ALBIN MICHEL
(Paris, France) Dépôt légal : 4ème trimestre 1965 Première édition Recueil de nouvelles, 208 pages, catégorie / prix : nd ISBN : néant ✅
En plus du recueil "Wesele w Atomicach", ce livre contient six nouvelles extraites de "Deszcz".
Quatrième de couverture
Jeune Polonais, d'une trentaine d'années, Slawomir Mrozek s'est fait connaître en France, lorsqu'il a publié, en 1964, son premier recueil de nouvelles : L'ÉLÉPHANT, quarante-deux récits dont Kléber Haedens a pu dire que chacun était « bref, drôle, mordant, terrible ».
Le même talent se retrouve dans LES PORTE-PLUME, et Slawomir Mrozek va encore nous étonner, nous amuser, nous inquiéter avec l'humour original et burlesque de ses nouvelles histoires.
Il promène son regard de faux naïf sarcastique sur le monde d'aujourd'hui et les vestiges de celui d'hier. Il ricane, il persifle. Il se moque du réel, raille les institutions, les valeurs consacrées, les pouvoirs établis, les us et coutumes, et nous nous prenons à son jeu très subtil des miroirs déformants.
Si les écrivains de science-fiction des pays de l'Est manquent d'imagination et de mordant, c'est apparemment à eux seuls qu'il leur faut s'en prendre. Car Slawomir Mrozek, écrivain polonais dont on a déjà lu L'éléphant et qui publie aujourd'hui en France un nouveau recueil,Les porte-plume, montre qu'il est toujours possible de s'élever contre le conformisme ambiant. Sa plume corrosive n'épargne rien ni personne, ni les militaires, ni les bureaucrates, ni les écrivains, ni même la logique. L'ordre, toujours et partout, apparaît comme l'ennemi juré de Mrozek, qui lui porte des coups sérieux.
Le procédé le plus généralement employé par l'écrivain polonais est celui de Swift, celui du non sense. Il développe un argument logique jusqu'au moment où celui-ci sort du réel, débouche dans le fantastique, dans l'abstrait, et bascule dans la dérision. Ainsi, l'histoire du Montagnard qui, ayant commencé par compter des moutons pour s'endormir, en vient, par esprit de sérieux, à s'installer dans les montagnes, à revêtir l'habit des bergers et à leur emprunter leurs chants et leurs danses. L'histoire ne dit pas s'il dort. Ainsi les contes de Mrozek se déroulent-ils avec toute la rigueur linéaire d'un développement mathématique, même si leurs postulats ne sont pas tout à fait ordinaires.
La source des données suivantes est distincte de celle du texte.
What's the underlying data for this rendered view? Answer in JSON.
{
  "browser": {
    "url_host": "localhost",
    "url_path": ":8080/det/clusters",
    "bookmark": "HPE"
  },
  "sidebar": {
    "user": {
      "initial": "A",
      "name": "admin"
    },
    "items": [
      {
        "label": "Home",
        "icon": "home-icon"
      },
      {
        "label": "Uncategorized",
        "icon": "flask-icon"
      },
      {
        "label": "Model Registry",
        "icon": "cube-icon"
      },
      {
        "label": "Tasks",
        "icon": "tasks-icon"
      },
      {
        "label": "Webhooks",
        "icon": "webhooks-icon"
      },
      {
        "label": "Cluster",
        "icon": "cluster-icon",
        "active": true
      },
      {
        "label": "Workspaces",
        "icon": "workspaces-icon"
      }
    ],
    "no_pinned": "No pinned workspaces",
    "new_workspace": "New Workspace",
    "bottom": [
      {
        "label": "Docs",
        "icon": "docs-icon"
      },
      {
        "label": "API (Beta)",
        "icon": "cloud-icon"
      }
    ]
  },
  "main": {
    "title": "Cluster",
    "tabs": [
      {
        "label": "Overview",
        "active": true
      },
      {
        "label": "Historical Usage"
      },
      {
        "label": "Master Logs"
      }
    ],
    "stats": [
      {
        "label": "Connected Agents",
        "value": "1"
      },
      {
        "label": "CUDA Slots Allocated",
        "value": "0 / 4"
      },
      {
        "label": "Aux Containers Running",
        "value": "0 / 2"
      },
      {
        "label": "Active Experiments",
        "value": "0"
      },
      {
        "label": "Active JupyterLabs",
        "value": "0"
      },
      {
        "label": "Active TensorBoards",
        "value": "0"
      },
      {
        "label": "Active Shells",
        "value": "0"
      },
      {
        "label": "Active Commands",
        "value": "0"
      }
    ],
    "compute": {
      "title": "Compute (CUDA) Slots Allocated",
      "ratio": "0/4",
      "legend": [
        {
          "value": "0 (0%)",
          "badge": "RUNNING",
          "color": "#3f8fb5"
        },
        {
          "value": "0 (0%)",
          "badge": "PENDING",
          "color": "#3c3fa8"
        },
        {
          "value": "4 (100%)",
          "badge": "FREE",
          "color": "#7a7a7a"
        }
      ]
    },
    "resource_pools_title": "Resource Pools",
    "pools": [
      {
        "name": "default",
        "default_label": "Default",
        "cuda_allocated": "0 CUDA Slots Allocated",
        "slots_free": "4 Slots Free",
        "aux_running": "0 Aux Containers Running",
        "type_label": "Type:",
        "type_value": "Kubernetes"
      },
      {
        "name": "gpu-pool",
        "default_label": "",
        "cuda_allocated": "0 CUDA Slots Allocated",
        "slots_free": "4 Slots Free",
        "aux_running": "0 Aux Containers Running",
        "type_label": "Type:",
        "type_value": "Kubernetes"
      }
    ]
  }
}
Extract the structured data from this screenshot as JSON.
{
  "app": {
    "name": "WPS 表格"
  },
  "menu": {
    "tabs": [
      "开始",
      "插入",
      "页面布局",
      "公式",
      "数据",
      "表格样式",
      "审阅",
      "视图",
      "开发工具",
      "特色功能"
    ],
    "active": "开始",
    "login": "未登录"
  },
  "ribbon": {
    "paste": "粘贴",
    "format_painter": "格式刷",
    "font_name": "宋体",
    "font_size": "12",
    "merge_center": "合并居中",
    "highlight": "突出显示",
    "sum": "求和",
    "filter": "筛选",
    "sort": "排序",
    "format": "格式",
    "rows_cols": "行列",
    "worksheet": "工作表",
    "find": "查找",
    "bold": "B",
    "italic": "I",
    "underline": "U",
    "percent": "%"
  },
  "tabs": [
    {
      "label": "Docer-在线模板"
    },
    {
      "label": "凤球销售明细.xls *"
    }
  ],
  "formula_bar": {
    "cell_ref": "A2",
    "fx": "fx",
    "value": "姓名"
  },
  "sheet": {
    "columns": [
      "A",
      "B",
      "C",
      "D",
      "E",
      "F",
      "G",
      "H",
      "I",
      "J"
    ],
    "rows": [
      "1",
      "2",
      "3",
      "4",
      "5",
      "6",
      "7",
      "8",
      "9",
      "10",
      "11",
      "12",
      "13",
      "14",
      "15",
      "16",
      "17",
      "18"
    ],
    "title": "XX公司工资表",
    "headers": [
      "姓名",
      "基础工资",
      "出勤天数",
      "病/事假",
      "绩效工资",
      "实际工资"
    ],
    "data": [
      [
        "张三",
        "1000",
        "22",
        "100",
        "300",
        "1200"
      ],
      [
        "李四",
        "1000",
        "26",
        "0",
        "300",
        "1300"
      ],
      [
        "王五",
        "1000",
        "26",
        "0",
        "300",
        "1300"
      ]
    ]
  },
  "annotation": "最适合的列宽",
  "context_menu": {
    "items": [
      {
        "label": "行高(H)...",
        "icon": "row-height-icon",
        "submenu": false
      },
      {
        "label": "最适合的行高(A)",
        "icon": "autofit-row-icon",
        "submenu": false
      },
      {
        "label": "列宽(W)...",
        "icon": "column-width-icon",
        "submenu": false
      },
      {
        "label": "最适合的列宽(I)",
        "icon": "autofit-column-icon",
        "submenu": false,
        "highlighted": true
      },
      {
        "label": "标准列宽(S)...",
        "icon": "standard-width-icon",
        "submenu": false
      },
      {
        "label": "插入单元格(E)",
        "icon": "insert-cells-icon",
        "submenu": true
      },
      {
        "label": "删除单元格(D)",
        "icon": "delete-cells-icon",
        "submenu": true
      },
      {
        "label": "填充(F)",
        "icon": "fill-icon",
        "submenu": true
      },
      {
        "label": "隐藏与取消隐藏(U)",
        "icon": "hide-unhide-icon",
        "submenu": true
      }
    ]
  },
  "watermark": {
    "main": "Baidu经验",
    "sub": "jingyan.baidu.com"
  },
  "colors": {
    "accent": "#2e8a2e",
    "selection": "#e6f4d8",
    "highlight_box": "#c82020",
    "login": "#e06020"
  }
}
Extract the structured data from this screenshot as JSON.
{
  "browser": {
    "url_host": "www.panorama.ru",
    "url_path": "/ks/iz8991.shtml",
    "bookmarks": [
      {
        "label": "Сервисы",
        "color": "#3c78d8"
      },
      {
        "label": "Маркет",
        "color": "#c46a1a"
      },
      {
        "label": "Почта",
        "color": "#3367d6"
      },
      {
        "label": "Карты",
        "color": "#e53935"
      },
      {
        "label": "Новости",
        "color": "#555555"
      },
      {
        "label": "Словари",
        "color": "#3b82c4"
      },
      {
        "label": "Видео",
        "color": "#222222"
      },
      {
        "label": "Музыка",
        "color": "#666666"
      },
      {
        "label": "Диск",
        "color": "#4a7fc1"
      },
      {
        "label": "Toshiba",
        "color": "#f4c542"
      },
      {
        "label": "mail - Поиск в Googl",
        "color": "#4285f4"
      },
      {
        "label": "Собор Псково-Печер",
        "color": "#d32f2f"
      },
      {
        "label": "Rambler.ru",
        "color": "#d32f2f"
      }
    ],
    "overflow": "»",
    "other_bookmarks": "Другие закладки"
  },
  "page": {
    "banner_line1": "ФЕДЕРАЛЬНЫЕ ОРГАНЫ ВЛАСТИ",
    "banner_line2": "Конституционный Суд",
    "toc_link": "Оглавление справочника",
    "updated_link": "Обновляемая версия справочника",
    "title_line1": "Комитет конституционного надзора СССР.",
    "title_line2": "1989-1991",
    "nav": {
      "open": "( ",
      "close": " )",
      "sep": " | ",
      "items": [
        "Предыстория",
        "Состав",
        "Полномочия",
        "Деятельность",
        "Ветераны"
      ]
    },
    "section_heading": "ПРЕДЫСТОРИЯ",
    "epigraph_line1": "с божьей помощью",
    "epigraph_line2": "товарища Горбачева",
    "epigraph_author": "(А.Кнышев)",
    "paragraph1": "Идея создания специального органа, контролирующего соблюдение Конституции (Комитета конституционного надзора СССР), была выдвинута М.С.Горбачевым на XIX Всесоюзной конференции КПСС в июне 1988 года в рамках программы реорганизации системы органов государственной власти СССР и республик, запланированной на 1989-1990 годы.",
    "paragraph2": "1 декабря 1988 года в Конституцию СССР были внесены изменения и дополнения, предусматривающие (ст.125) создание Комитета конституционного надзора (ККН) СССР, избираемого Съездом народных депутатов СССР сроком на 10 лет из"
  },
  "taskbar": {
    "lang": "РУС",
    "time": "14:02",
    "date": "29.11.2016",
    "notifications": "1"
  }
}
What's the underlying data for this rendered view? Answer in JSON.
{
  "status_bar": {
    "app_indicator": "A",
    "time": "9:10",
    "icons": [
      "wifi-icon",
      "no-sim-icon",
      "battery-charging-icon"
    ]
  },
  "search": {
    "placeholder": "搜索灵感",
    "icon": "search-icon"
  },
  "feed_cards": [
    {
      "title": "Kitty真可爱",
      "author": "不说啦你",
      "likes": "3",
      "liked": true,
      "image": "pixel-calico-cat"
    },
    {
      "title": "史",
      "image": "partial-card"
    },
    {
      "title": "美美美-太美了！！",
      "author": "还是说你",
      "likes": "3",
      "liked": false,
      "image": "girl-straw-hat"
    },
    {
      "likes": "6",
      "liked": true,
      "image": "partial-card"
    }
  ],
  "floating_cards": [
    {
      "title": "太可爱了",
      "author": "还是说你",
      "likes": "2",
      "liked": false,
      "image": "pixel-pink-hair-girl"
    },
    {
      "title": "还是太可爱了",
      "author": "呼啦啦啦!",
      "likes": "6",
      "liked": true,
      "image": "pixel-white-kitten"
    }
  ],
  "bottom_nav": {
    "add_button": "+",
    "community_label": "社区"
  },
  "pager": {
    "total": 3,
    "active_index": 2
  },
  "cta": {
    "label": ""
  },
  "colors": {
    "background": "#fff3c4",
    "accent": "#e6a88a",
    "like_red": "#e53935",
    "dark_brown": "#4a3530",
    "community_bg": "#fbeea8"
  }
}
Le genre présents néanmoins un écueil que Mrozek évite de justesse. Quelle que soit la fécondité de l'imagination de l'auteur, quelles que soient ses qualités de styliste, il ne peut empêcher l'absurde de constituer à la fin un univers tout aussi cohérent et beaucoup plus répétitif que celui qu'il dénonce. Si la verve est demeurée égale de L'éléphant aux Porte-plume, elle ne s'est pas renouvelée. Aussi recommandons-nous une lecture à petite dose du nouveau recueil. Elle évitera l'indigestion et permettra de tirer tout le sel de ce plat acide.
Le fantastique de Mrozek est quelquefois poétique. Mais il est trop ancré dans le réel, trop immédiatement défini par rapport au quotidien pour s'enfoncer profondément dans l'imaginaire. Il demeure en bonne compagnie. Une dimension manque à l'écrivain polonais pour être classé parmi les meilleurs. S'il étonne, s'il amuse, il n'inquiète pas vraiment. Il est au fond la mesure incarnée, et, sous couleur d'exagération, c'est la démesure qu'il condamne. Propos au demeurant sympathique ; mais qui n'exclut pas une certaine complaisance dans le culte du « petit homme », sans talent, sans moyens et même sans ces rêves démesurés qui faisaient le charme de Walter Mitty. À coup de clins d'yeux au lecteur, Mrozek reste au dehors de ses contes, il ne s'y engage pas tout à fait. C'est la raison et peut-être la rançon de son succès.
Les illustrations de Daniel Mroz, elles, vont plus loin dans l'insolite, dans le fantastique, que la prose qu'elles accompagnent. Il est le seul, à ma connaissance, qui ait eu l'inquiétante idée de vêtir la mort d'un vidoscaphe.